May 16th 2011 – Who’s going to buy all those Treasuries?

As we approach the June deadline for the end of the Fed’s quantitative easing program, the markets are telling us that QE3 is becoming a very remote possibility, at least in the short term, or is it all “sell in May and go away”? That bit of folklore only tends to work half the time and winning on the toss of a coin does not represent good odds.
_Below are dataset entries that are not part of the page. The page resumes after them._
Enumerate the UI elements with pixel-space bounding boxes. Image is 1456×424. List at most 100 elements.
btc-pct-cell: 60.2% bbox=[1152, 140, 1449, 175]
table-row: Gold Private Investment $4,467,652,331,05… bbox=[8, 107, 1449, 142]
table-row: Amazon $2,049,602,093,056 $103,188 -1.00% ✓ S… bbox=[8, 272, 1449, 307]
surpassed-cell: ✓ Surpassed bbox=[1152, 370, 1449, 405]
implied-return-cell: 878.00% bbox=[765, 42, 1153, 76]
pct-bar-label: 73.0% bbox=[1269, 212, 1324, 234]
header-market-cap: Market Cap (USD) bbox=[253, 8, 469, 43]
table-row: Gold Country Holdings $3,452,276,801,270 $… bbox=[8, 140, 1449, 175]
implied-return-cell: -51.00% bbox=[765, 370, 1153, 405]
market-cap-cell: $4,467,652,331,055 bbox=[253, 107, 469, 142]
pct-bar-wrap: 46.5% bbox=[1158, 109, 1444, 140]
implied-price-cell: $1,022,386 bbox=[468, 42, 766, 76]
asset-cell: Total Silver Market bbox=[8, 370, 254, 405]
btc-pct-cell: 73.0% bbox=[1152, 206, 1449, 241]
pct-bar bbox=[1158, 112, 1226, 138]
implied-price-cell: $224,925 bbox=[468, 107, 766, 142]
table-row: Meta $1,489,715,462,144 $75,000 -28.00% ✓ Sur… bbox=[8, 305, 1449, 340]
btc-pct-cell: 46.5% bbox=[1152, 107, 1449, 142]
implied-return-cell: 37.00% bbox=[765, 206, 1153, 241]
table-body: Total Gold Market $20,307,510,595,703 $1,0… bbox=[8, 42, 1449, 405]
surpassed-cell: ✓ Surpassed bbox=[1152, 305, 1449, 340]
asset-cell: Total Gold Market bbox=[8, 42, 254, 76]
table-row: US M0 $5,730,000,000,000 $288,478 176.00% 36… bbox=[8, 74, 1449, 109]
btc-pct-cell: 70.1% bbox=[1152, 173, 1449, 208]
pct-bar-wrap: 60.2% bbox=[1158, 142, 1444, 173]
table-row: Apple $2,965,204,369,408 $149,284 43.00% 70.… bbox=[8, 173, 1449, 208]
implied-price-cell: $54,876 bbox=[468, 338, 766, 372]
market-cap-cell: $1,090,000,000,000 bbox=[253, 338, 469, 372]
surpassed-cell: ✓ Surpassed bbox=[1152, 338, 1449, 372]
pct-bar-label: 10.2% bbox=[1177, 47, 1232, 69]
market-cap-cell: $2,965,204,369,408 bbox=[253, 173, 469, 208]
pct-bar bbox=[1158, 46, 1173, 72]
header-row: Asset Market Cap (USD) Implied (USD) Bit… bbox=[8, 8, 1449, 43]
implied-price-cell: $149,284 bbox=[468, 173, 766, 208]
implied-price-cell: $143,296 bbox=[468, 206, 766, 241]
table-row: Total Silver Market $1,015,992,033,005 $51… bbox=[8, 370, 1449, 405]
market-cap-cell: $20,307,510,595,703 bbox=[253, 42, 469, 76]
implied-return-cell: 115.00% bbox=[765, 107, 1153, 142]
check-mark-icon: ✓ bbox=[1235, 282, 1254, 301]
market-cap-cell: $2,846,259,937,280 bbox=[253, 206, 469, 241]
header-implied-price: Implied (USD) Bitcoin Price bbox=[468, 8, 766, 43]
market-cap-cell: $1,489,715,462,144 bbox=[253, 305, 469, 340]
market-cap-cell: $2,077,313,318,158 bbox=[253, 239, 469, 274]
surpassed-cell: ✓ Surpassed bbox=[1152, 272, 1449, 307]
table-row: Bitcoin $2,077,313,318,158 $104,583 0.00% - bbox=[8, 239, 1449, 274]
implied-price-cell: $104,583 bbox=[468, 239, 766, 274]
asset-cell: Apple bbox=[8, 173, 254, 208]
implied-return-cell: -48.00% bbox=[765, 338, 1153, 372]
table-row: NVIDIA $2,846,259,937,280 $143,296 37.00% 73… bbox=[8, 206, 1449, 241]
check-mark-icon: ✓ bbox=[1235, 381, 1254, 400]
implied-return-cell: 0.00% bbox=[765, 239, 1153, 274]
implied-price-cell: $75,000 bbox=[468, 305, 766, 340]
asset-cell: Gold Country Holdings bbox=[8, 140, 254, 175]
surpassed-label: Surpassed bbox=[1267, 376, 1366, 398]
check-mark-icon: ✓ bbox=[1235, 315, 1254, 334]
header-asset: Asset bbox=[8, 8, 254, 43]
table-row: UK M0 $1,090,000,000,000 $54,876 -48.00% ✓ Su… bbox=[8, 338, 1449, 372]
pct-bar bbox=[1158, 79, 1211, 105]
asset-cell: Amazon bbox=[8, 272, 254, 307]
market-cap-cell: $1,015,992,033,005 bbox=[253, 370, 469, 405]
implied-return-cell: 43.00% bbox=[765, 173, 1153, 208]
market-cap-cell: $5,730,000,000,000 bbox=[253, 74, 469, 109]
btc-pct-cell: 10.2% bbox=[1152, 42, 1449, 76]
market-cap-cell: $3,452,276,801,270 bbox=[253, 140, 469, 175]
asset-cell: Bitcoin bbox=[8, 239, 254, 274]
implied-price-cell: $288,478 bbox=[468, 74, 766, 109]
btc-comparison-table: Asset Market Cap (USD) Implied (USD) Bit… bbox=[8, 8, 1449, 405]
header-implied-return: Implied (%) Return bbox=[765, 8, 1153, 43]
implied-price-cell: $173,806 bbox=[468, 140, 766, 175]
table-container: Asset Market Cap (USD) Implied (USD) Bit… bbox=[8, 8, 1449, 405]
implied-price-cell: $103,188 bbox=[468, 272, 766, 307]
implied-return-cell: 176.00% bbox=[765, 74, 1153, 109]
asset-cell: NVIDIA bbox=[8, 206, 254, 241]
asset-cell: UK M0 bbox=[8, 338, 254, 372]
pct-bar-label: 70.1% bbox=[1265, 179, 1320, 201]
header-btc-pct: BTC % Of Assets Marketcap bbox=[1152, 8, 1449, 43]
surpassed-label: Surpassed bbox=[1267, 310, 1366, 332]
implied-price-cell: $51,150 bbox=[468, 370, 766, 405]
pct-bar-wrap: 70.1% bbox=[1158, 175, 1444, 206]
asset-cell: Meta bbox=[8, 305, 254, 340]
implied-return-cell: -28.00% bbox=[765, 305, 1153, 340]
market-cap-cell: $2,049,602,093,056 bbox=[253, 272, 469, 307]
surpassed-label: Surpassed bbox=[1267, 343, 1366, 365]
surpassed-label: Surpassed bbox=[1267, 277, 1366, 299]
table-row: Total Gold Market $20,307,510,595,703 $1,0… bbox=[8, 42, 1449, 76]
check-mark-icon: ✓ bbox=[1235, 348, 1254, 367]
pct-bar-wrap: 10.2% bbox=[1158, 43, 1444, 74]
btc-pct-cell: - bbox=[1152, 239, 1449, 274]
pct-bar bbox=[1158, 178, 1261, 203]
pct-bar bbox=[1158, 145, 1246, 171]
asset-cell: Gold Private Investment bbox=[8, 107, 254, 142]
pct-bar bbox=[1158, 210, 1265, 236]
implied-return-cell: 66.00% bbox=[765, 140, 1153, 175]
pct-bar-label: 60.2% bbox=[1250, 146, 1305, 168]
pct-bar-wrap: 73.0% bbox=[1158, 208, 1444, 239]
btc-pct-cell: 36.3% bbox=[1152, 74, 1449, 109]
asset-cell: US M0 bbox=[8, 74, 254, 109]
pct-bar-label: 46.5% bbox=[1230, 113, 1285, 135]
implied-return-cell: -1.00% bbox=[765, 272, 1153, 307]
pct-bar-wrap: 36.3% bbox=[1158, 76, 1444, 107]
There is no doubt that the tentative global recovery is beginning to slow and the commodity markets have taken the brunt. Surprisingly, for some, bond markets have been having a good run with 10 year Treasury yields back to 3.15% against a peak in February of 3.76%. Can we really believe that this is a flight to “quality”? The big aggressive buyer has been the Fed as indicated by the rise in their total assets as shown in the chart below courtesy of Fullermoney.

As you will see the rise has been so great that they have had to resort to mathematical notation as there is not enough room in the margin for all the “noughts”! In percentage terms the rise since QE1 has been greater than for the whole of the period from 1995 to 2008. Over the course of the next 5 years some 70% of the total current Treasury issuance will have to be repaid as a result of borrowing short rather than long as opposed to the position in the UK which is the only good thing going for the “sceptered isle” right now.

The Treasury can of course roll over these redemptions into more short term debt but who is going to buy it if the Fed decides that enough is enough? I am told that this is a very big market and for many of the serious players the agenda is to maintain the status quo rather than actually profit from the exercise. The assumption that “we have always got these issues away in the past and therefore we always will in the future” is just another form of complacency.

The Chinese and Russians are talking about an alternative to the dollar as the world’s reserve currency and with central banks around the world accumulating the barbarous relic as fast as they can the suggestion is that whatever happens gold backing will return. The Fed will tell you that there is not enough gold to cover the current issuance of fiat money. Maybe not at $1500 an ounce; but try doing the sums at $10,000!